Unfortunately, the founders of Festive Foods catering business racked up significant debt and were never able to fully recover.

The property was foreclosed on and is scheduled to be auctioned on Nov. 6 at 11 a.m., according to tranzon.com.

Since purchasing it in 2002, Foer spent nearly seven days a week, 52 weeks a year handling the operations of the three-pronged business.

Along with the Inn and Spa, Foer also operated a restaurant that was open from Thursdays through Sundays.

Set back in a gorgeous rural setting off Casanova Road in Fauquier County, Poplar Springs became the home of weekenders, corporate groups and wedding parties after originally being part of a 2,000-acre tract of land that was given to Revolutionary War Colonel Robert Randolph.

In 1929, Randolph’s descendant through marriage, Robert Randolph Hicks, took part of the land and built the Manor House, which was being used today for corporate events and weddings.

Running the historic property was a learning experience for the 51-year-old father of two, who said he wants to spend some time decompressing before focusing more of his attention to Festive Foods.

“I am going to be nervous when I have a couple of days off,” joked Foer, who began his catering business in Northern Virginia in 1987.

Foer hopes that the new owners will continue to use the place in a similar fashion.

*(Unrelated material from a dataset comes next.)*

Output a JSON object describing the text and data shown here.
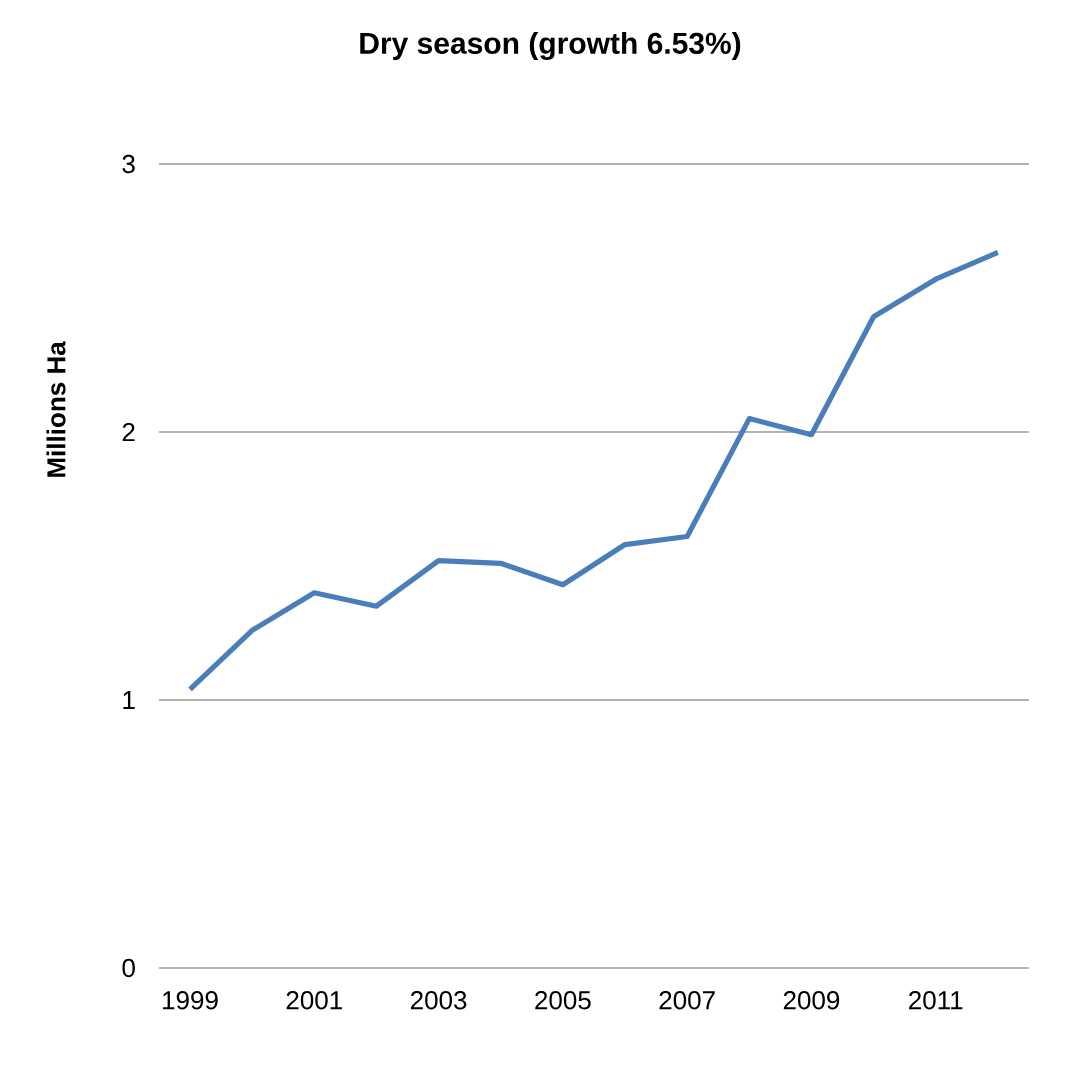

Since the 1980s, the property has been used as a special events site.

Foer praised The Fauquier Bank for working with him from the start and was happy that he was able to assist so many high-school aged children get their first taste of employment.

At any one time, Poplar Springs employed 40 people, many of them local, said Foer.

One such person was Jason Shaffer, who eventually worked his way up to restaurant manager after starting in the kitchen as a 17-year-old junior at Liberty High School.

The 28-year-old Shaffer graduated from Culinary Institute of America in New York and would often return to help Foer during school holidays and when there was a staffing shortage.

“It is kind of sad to see it finally come to an end,” Shaffer said. “…you couldn’t ask for a better boss.”

Foer said he was really nervous when he first dealt with the Fauquier County Board of Supervisors regarding changes to the property. However, he said many of the board members and the community at large made him feel extremely welcome throughout his time running the business.

It’s been a happy marriage that unfortunately will be coming to an end very shortly.

“I have no regrets,” said Foer. “I know the knowledge gained outweighs the pain and suffering.”